Founded in 1984, Oxford Health Plans, Inc. provides health plans to employers and individuals primarily in New York, New Jersey and Connecticut, through its direct sales force, independent insurance agents and brokers. Oxford's commercial insured products and services include traditional health maintenance organizations, preferred and exclusive provider organizations, point-of-service plans and consumer-directed health plans. The Company also offers Medicare plans and third-party administration of employer-funded benefits plans. More information about Oxford Health Plans, Inc. is available at www.oxfordhealth.com.
About UnitedHealth Group
UnitedHealth Group (www.unitedhealthgroup.com) is a diversified Fortune 100 company that provides a broad spectrum of resources and services to help people achieve improved health and well-being through all stages of life. UnitedHealth Group offers products and services through six operating businesses: UnitedHealthcare, Ovations, AmeriChoice, Uniprise, Specialized Care Services and Ingenix. Through its family of businesses, UnitedHealth Group serves more than 55 million individuals nationwide.

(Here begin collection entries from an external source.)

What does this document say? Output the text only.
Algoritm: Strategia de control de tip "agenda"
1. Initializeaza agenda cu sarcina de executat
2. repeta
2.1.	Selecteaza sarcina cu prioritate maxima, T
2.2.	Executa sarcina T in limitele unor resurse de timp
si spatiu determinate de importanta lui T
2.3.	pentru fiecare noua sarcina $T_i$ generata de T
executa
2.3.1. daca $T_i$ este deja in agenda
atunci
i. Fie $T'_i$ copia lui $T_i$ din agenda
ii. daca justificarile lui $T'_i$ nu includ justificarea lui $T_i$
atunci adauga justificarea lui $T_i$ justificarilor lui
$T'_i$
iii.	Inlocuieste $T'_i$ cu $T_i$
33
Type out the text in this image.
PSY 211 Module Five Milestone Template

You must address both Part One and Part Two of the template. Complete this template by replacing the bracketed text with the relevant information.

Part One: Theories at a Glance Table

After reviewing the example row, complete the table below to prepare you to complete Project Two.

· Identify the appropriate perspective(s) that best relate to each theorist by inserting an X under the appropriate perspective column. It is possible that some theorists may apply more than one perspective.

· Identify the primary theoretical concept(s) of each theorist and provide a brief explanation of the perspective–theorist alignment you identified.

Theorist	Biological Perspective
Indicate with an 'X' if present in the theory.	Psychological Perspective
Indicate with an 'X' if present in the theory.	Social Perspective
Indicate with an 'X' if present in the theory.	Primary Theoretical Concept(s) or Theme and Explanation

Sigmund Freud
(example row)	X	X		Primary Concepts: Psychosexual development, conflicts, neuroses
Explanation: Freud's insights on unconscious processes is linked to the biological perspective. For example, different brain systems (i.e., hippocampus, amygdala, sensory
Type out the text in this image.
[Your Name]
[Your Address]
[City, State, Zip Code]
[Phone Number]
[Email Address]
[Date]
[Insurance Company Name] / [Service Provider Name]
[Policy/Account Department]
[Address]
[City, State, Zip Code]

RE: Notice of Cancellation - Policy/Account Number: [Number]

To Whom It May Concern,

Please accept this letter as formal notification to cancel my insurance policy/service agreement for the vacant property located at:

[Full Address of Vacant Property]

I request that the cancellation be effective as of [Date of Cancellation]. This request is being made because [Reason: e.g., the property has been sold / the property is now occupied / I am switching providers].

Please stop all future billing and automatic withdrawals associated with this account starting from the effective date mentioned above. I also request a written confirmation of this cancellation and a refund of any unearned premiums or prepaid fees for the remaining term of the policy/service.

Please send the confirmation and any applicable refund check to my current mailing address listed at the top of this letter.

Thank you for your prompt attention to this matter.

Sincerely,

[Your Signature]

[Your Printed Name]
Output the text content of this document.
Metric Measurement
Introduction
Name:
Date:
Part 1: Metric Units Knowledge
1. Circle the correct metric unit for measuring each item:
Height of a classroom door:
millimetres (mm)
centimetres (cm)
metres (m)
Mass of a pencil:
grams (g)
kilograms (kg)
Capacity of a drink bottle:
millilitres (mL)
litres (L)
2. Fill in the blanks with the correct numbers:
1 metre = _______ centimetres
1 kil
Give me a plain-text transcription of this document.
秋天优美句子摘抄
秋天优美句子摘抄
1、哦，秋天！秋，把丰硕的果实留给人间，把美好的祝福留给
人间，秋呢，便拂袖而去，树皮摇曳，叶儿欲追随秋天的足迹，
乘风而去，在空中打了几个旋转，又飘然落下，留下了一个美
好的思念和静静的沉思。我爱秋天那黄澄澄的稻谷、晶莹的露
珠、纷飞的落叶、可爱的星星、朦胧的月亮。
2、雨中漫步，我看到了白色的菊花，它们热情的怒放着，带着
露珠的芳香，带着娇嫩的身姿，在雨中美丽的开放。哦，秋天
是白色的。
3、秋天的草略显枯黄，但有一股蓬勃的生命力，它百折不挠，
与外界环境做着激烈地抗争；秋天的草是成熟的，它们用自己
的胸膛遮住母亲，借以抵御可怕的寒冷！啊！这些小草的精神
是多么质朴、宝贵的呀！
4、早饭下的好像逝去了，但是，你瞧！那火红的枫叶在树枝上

This news release may contain statements, estimates or projections that constitute "forward-looking" statements as defined under U.S. federal securities laws. Generally the words "believe," "expect," "intend," "estimate," "anticipate," "project," "will" and similar expressions identify forward-looking statements, which generally are not historical in nature. By their nature, forward-looking statements are subject to risks and uncertainties that could cause actual results to differ materially from our historical experience and our present expectations or projections. A list and description of some of the risks and uncertainties can be found in the Registration Statement on Form S-4, as amended (Registration Number 333-115327), filed by UnitedHealth Group with the Securities and Exchange Commission in connection with the merger. You should not place undue reliance on forward-looking statements, which speak only as of the date they are made. Except to the extent otherwise required by federal securities laws, we do not undertake to publicly update or revise any forward-looking statements.